Отчев относился насмешливо ко многим советским затеям. Работая на большом дизеле, он привык уважать мощь машины, железное могущество, а не человеческую головную сознательность. Затем он не представлял, к чему ведет это обучение женщины санитарному делу, обращению с противогазами, пальба из винтовок и прочая мелочь. Ведь война будет вестись таинственными машинами, свирепыми газами и высокими аэропланами. За каким чертом стараться быть метким стрелком, санитаркой или еще чем-нибудь? Война становится штатским делом — ее решает не столько генерал, сколько ученый и инженер. Воевать будут не армии, а заводы и лаборатории.

Начитавшись технических журналов, Отчев улыбался чудакам из Осоавиахима и отстранял себя от участия в этом липовом деле.

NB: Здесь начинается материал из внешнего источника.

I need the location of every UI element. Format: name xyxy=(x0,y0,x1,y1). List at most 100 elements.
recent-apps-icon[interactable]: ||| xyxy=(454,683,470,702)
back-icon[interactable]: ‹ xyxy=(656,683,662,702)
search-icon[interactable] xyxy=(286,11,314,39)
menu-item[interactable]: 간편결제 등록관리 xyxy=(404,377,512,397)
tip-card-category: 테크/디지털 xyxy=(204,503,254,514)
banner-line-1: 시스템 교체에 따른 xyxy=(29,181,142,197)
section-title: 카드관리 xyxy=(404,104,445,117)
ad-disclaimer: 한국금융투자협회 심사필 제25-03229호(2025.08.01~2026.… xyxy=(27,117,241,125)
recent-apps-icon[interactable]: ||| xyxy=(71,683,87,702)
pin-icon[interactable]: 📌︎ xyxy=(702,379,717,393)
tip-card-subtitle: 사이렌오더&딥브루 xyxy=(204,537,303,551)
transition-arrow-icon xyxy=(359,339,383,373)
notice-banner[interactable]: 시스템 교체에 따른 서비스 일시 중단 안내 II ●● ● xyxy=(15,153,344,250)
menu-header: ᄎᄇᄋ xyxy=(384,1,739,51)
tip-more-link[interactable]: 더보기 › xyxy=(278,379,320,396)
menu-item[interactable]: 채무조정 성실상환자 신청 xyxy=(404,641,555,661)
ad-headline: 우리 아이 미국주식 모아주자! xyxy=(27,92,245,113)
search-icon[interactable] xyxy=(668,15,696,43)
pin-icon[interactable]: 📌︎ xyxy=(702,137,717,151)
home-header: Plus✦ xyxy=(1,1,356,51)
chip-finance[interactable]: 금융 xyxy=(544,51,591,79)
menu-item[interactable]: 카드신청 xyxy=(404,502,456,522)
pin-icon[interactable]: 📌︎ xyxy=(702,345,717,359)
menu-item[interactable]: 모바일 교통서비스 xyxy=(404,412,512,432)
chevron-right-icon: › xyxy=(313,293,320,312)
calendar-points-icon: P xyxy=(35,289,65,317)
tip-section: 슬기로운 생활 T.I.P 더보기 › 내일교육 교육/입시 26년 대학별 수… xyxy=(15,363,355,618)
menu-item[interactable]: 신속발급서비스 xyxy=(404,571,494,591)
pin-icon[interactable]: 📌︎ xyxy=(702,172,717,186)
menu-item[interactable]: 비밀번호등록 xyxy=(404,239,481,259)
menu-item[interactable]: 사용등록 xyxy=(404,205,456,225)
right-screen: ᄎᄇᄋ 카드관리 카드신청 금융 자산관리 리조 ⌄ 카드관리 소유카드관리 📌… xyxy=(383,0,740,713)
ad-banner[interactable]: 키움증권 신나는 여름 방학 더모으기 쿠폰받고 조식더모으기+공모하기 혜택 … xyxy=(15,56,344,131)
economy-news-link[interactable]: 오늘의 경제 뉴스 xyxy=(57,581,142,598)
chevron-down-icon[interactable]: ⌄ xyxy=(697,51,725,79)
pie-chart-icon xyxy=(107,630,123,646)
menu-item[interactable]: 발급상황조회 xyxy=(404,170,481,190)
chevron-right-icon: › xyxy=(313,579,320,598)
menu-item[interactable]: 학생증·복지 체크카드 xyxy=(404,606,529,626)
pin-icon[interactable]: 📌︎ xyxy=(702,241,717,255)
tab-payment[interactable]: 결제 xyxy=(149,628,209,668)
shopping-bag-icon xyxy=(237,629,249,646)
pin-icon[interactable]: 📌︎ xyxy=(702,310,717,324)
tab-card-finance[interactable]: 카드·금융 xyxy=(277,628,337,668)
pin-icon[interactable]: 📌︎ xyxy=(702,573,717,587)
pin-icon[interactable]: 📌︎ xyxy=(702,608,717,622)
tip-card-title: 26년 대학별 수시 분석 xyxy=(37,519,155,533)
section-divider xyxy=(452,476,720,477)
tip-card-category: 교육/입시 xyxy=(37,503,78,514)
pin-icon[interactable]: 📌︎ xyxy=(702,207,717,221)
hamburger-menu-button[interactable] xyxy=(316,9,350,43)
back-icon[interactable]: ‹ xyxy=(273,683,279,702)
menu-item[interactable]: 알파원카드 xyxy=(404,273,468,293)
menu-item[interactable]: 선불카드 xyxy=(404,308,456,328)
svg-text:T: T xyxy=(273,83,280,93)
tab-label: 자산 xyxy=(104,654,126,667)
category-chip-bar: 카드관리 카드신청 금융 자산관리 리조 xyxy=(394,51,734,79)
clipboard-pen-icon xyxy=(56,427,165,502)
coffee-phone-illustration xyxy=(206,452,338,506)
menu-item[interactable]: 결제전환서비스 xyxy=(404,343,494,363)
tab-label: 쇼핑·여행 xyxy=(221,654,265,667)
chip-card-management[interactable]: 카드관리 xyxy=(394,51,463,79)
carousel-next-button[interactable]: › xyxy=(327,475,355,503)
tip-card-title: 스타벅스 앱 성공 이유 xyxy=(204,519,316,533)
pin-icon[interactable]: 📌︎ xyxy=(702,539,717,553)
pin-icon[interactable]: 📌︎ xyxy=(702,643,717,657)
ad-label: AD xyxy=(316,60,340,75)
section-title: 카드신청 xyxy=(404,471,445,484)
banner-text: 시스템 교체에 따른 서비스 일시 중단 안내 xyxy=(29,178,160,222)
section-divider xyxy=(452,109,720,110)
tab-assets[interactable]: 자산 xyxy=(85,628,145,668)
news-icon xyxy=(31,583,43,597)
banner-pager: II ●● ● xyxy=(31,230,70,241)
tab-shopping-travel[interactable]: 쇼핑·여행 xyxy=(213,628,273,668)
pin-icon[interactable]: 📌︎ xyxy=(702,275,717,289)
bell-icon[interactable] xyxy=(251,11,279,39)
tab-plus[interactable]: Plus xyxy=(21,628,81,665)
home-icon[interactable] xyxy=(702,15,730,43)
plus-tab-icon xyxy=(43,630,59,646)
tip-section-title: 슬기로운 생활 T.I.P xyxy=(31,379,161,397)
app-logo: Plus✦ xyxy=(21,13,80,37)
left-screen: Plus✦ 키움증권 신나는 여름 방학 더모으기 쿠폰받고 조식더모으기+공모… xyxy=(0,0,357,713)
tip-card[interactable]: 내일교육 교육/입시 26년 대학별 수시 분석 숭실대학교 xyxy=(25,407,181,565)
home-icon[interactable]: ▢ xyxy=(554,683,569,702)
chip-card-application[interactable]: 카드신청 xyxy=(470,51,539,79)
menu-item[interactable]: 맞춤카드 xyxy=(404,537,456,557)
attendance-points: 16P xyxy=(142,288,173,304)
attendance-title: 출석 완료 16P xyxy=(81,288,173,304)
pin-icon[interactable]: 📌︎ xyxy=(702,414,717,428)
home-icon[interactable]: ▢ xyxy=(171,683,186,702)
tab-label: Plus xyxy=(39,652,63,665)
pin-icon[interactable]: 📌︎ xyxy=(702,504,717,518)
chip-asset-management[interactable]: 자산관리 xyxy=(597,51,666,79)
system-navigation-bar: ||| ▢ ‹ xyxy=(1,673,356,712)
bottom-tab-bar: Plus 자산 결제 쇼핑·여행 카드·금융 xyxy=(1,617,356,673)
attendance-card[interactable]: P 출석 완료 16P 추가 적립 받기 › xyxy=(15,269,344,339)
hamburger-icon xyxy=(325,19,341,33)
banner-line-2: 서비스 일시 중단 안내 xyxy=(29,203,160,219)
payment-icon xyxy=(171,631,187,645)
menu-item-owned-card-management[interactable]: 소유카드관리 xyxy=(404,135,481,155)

— Полтинник дать на аэроплан я могу — аэроплан вообще вещь, но ходить на собрания, заниматься вашим сухостойным делом я не буду!..

Так говорил Отчев всем проповедникам обороны и предпочитал играть по вечерам с сыном.

Жена ему не раз говорила:

— Смотри, Никанор! Если так будут поступать все, то в Советской России все дети останутся сиротами. Я не меньше твоего люблю сынишку и знаю, что делаю!

Отчев сердился:

— У них же техника плюс богатство и культура, чучело! Зачем я буду кулаком владеть учиться — я и так могу!

— Дурак, техникой управляет человек! Человек решит дело, а не машина! Поэтому мы готовим человека, а они машину…

— Эк ты куда всплываешь! Мы бы и рады машин и газов наготовить, да подтяжки у нас жидки! А новейшие автоматы действуют безо всякого человека, — бог даст, увидишь и почувствуешь на своей хребутине! Войну решат изобретатель и машина, а не толпа хороших людей!..

— Ну, ладно, ладно — вот посмотрим! — переставала спорить жена.

— Посмотрим! — соглашался Отчев. — Ты, Варюшка, думаешь, если кухарка управлять государством может, то и любую науку под юбку спрячет? Шалишь учиться нужно, а потом зазнаваться!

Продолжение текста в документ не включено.